A taxi driver told the BBC that three men got out of the van with long knives and "went randomly along Borough High Street stabbing people".
Witnesses said people ran into a bar to seek shelter.
"People started running and screaming, and the van crashes into the railing behind. We went towards Borough Market and everyone went inside [the bar]. Everyone in the bar started pushing people from the exits," one witness who gave his name as Brian, 32, told Reuters.
Another witness, who declined to be named, his white top covered in blood, described a scene of panic in the bar.
"They hit the emergency alarm. There was a line of people going down to the emergency exit. And then people started screaming coming back up," the 31-year-old said.
"Around the corner there was a guy with a stab wound on his neck ... There was a doctor in the pub and she helped him. They put pressure on the stab wound."
BBC radio said witnesses saw people throwing tables and chairs at the perpetrators of the attack to protect themselves.
The BBC showed dozens of people, evidently caught up in the attack, being escorted through a police cordon with their hands on their heads.
The Islamic State group, losing territory in Syria and Iraq to an advance backed by a US-led coalition, sent out a call on instant messaging service Telegram early on Saturday urging its followers to launch attacks with trucks, knives and guns against "crusaders" during the Muslim holy month of Ramadan.
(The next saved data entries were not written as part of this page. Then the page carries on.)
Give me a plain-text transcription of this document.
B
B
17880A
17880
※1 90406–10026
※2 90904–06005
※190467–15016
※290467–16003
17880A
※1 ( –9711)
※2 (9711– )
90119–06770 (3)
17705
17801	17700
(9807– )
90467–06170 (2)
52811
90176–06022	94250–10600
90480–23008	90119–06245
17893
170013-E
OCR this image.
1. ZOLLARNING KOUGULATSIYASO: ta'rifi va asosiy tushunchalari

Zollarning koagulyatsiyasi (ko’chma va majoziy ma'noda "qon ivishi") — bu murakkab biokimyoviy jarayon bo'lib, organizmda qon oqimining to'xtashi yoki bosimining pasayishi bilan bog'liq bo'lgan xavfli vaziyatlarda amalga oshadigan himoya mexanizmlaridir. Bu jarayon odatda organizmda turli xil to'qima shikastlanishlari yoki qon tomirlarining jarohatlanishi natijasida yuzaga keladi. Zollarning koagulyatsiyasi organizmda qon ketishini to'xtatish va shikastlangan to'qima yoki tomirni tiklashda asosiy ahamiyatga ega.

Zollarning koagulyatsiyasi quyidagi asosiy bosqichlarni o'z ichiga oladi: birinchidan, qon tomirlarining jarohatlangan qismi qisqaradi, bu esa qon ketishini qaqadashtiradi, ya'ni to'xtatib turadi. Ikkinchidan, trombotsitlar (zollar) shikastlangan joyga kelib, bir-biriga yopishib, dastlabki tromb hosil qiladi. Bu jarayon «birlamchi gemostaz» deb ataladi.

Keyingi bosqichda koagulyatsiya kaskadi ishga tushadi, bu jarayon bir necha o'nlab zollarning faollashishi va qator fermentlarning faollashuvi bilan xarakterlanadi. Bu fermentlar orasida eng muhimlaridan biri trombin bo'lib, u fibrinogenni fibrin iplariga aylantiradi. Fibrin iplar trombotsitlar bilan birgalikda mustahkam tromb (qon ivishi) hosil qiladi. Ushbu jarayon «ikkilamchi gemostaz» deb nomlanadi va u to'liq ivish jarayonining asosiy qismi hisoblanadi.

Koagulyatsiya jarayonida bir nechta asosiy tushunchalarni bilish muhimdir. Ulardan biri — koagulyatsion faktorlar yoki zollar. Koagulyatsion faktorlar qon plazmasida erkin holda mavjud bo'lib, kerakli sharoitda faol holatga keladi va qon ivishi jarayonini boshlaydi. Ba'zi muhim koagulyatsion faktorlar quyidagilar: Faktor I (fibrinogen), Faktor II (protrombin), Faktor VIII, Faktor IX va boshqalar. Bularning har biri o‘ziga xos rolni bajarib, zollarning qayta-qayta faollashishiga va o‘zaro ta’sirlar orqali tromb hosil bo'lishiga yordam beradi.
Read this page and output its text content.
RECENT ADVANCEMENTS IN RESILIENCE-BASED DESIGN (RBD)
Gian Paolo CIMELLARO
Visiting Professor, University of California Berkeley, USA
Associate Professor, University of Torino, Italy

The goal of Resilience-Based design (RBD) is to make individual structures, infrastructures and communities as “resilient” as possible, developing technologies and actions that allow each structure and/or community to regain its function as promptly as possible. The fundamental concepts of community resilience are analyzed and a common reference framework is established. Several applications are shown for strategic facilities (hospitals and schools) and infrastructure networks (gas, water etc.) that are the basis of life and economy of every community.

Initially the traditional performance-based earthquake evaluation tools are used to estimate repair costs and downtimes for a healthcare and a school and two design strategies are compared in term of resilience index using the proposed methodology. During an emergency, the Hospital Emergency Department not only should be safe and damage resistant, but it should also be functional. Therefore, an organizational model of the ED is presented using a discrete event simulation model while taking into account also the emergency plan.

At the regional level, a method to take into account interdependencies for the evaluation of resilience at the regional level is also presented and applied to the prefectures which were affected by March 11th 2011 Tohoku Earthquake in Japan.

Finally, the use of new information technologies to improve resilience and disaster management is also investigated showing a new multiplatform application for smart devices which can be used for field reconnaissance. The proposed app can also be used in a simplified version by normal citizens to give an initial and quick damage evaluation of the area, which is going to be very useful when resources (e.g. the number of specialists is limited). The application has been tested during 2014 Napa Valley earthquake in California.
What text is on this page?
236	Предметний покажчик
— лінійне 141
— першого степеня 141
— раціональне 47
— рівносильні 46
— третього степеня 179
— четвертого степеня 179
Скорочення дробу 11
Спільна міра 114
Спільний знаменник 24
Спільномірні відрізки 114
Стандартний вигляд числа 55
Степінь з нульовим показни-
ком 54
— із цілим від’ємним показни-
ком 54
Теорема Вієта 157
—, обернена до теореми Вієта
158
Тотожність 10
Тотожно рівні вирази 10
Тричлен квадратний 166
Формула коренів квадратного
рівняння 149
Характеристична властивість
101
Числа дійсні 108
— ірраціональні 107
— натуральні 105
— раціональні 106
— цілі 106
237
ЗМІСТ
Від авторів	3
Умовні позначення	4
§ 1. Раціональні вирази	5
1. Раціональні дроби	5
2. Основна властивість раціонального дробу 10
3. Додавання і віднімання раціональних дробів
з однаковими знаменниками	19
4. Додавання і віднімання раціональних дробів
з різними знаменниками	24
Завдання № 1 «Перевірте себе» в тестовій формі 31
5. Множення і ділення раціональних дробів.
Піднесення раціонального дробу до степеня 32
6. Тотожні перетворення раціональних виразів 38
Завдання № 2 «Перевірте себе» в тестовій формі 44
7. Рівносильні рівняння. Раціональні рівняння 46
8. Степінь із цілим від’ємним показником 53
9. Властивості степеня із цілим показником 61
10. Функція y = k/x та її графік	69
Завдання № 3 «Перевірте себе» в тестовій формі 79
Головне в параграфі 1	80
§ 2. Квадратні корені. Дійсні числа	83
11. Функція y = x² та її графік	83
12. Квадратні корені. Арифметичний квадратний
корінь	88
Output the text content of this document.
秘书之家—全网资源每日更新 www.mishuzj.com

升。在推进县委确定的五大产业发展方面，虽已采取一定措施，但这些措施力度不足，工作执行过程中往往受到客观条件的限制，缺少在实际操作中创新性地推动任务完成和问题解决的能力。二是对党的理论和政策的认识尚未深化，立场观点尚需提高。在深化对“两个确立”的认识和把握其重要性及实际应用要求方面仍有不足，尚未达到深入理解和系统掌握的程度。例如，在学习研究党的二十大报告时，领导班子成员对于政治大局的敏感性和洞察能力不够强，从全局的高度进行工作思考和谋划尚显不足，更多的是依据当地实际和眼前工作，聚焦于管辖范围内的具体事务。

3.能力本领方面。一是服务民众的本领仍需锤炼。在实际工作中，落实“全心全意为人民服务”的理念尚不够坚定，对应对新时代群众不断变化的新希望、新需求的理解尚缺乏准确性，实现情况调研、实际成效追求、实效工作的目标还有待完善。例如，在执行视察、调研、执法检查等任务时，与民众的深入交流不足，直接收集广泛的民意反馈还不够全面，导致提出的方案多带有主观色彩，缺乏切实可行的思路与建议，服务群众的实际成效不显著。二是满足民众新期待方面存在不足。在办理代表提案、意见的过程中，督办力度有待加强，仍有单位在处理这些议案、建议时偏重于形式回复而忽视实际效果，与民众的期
Similar attacks, in Berlin, Nice, Brussels and Paris, have been carried out by militants over the past two years.
"Following updates from police and security officials, I can confirm that the terrible incident in London is being treated as a potential act of terrorism," Prime Minister Theresa May said.
London's Thames river police said they worked with the lifeboat rescue service to help evacuate people caught up in the attack, described by police as a terrorist incident.
Trump brings up Muslim ban
US President Donald Trump took to Twitter to bring up his Muslim ban, which is being held up by the courts, just after news of the attack first broke.
"We need to be smart, vigilant and tough. We need the courts to give us back our rights. We need the Travel Ban as an extra level of safety!" he tweeted.
He then offered to help Britain. The White House said he had been briefed on the incidents by his national security team.
The incident bore similarities to a March attack on Westminster Bridge, west of London Bridge, in which a man killed five people after driving into a crowd of pedestrians before stabbing a police officer in the grounds of parliament.
"We were in an Uber [taxi] going towards London Bridge and suddenly we saw people running. The Uber stopped, we asked people what was going on – people said there was shooting," said Yoann Belmere, 40, a French banker living in London.
"Now the area is completely closed with police cars going one way and ambulances going the other," he told Reuters.
A witness told CNN two men had entered a restaurant in the Borough Market area and stabbed two people inside. He said a waitress was stabbed in the throat and a man was stabbed in the back.
The Manchester bombing on 22 May was the deadliest attack in Britain since July 2005, when four British Muslim suicide bombers killed 52 people in coordinated attacks on London's transport network.